Predicting the Future in Science, Economics, and Politics
Edited by Frank Whelon Wayman, Paul R. Williamson, Bruce Bueno de Mesquita and Solomon Polachek
Extract
Forecasting the future is especially difficult when predicting rare events such as volcanic eruptions, earthquakes, nuclear weapons acquisition, or war. In this part of the book, we examine methods for making such predictions. If a predictor variable rarely changes much, and tends to persist, then it can be used to predict something that otherwise might be quite surprising. Tago and Singer (Chapter 8) use this insight to predict nuclear proliferation. For example, rivalries between sovereign states (such as the Franco-German rivalry of 1870–1945, the US–Soviet rivalry of the Cold War, or the Indo-Pakistani rivalry since their independence in 1947) tend to be very persistent, and to be strong predictors of nuclear weapons proliferation. Tago and Singer show that such a focus can successfully predict nuclear weapons proliferation in the past, and yield forecasts about likely future nuclear programs.
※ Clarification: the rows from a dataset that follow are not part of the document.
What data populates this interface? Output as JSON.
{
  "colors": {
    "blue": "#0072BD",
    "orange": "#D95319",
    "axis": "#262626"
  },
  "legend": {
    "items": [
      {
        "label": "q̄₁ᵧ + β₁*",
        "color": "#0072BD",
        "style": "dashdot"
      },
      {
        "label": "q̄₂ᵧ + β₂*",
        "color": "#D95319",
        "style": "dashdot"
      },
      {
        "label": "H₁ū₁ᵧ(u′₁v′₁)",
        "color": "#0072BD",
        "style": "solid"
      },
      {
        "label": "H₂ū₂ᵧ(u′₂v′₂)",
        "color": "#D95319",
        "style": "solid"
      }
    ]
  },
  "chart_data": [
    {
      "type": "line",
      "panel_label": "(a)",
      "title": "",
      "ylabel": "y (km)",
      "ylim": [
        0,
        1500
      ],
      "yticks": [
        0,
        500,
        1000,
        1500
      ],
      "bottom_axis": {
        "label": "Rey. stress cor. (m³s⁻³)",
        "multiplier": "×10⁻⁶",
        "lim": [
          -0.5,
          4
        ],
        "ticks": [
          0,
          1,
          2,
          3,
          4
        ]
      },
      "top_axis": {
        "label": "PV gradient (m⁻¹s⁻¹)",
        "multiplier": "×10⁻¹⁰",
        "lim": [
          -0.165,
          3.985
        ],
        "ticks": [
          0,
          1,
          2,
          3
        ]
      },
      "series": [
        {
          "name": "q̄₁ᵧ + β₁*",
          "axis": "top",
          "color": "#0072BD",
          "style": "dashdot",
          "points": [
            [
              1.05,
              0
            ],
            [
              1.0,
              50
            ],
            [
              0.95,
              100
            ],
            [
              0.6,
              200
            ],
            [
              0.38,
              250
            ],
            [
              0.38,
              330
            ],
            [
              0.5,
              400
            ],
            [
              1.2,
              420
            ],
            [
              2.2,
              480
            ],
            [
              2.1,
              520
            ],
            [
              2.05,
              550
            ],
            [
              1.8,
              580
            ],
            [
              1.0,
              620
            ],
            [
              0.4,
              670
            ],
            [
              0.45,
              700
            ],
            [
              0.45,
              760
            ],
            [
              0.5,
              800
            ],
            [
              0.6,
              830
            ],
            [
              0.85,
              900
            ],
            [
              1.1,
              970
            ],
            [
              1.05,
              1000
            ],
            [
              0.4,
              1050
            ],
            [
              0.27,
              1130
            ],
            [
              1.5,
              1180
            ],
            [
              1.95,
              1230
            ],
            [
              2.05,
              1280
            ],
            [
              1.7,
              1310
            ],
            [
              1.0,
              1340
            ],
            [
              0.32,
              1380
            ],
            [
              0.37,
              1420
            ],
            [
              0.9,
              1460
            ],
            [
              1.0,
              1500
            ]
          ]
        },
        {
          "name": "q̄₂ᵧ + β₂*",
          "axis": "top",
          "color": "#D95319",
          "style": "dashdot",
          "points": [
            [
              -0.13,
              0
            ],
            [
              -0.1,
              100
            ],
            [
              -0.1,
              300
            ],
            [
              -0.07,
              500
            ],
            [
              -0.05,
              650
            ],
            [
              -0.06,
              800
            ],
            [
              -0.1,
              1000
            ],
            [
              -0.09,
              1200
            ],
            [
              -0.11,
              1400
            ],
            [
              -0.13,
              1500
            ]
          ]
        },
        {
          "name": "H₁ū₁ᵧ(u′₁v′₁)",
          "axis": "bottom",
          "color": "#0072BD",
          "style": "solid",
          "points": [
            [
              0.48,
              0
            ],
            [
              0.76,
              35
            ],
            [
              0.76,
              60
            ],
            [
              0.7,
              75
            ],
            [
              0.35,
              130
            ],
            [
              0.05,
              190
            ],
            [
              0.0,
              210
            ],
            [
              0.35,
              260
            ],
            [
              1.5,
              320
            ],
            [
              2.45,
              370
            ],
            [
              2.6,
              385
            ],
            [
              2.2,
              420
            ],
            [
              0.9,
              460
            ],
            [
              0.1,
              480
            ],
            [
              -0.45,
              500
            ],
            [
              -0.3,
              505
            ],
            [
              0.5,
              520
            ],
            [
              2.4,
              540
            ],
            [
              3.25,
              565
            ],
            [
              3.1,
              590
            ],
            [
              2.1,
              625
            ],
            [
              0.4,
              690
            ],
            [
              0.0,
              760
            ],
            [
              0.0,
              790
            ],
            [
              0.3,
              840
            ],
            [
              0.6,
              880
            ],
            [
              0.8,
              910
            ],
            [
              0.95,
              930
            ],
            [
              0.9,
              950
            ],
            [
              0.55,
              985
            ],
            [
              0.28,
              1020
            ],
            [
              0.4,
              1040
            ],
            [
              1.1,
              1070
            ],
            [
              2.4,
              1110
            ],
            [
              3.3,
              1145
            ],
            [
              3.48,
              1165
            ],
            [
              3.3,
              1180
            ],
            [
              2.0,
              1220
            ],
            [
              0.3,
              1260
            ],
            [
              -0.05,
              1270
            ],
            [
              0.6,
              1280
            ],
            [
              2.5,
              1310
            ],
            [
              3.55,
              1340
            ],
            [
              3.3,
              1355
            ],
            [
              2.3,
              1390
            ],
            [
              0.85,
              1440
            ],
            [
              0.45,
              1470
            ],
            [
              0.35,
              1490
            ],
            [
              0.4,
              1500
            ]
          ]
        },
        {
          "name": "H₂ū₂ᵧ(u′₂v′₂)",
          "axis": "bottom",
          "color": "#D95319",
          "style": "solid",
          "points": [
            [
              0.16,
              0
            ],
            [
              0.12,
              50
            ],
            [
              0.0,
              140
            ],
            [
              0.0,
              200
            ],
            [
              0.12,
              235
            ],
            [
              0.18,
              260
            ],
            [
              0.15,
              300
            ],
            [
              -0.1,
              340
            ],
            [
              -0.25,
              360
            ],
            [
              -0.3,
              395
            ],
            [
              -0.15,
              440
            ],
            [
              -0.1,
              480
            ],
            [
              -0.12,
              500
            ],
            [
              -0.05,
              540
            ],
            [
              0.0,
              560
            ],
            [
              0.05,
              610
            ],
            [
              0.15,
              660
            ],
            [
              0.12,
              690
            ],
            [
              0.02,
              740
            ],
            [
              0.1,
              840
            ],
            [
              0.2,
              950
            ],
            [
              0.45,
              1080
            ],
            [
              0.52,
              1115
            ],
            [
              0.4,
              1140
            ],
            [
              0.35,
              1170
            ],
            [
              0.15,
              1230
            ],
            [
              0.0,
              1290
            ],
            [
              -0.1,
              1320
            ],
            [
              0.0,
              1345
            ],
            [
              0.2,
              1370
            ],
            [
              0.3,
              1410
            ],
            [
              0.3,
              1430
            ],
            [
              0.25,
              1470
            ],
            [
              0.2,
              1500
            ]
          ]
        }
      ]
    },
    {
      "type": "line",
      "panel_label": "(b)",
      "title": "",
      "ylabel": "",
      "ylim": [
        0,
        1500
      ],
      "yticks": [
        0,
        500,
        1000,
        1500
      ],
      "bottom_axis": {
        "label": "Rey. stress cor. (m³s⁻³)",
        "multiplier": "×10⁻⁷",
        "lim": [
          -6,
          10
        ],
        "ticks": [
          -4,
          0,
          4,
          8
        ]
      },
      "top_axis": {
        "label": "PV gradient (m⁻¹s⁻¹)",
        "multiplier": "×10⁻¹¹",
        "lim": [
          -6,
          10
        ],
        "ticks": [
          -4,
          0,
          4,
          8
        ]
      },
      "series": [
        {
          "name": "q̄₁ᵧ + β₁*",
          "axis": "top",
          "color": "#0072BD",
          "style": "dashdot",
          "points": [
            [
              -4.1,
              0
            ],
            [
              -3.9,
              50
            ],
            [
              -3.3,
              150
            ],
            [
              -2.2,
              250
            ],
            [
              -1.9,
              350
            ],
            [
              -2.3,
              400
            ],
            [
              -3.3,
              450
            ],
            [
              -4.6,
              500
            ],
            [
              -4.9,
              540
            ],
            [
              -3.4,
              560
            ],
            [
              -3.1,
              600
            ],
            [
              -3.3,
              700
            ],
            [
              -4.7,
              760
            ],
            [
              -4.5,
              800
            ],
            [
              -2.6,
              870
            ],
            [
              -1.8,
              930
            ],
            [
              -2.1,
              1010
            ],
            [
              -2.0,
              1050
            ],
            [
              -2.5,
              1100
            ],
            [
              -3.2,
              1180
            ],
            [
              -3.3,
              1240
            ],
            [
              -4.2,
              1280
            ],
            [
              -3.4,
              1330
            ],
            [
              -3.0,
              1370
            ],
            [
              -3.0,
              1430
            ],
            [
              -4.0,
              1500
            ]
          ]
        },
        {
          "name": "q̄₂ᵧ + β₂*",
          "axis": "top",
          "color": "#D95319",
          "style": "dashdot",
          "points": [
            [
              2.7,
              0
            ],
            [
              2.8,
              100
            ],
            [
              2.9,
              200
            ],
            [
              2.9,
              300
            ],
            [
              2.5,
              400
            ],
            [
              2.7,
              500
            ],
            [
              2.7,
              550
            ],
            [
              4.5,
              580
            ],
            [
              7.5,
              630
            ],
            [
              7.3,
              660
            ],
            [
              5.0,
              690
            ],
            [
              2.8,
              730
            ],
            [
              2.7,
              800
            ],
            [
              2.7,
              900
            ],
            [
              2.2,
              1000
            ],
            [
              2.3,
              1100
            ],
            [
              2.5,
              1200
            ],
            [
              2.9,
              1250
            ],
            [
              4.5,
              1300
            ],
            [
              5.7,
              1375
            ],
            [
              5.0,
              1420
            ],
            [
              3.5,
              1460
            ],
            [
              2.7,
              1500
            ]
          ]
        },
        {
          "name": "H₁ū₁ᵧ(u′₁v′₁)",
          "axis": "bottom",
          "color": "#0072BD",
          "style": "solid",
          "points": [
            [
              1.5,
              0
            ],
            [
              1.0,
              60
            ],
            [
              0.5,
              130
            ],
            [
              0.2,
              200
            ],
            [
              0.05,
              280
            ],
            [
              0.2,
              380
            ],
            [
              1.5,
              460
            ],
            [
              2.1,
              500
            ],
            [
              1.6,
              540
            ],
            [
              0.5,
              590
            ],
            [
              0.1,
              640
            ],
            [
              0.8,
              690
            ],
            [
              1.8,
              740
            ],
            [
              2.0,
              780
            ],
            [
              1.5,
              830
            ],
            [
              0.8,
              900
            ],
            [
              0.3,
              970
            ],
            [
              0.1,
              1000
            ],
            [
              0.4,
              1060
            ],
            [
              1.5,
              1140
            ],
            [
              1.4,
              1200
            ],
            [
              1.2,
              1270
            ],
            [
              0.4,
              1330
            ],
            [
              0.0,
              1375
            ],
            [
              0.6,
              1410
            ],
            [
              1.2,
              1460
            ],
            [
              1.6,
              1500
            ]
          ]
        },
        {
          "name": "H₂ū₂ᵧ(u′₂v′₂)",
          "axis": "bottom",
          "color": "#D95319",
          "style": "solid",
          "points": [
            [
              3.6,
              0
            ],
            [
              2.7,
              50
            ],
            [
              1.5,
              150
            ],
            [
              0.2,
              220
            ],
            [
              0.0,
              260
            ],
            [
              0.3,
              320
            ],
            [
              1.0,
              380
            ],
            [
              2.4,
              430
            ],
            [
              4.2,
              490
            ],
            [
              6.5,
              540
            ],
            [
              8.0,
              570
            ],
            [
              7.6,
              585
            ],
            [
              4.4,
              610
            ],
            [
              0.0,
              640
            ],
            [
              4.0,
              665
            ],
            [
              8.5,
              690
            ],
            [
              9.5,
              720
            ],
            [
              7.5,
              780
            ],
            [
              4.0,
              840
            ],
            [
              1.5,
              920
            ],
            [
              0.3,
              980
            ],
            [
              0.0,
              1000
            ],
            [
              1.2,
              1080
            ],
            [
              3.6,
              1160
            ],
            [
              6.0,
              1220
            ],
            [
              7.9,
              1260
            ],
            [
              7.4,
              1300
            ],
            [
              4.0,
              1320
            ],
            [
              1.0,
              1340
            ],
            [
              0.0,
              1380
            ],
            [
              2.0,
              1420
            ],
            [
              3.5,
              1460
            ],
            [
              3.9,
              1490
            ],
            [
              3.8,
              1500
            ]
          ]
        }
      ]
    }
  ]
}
Their forecasts, for developments two decades out, will gradually be verified, or not, with the benefit of hindsight. The Israeli destruction of what appears to have been a Syrian nuclear facility in September 2007, for instance, is indicative of a hotspot that could be predicted by Tago and Singer from the model in their chapter (based on Syria’s rivalry with Israel, etc.).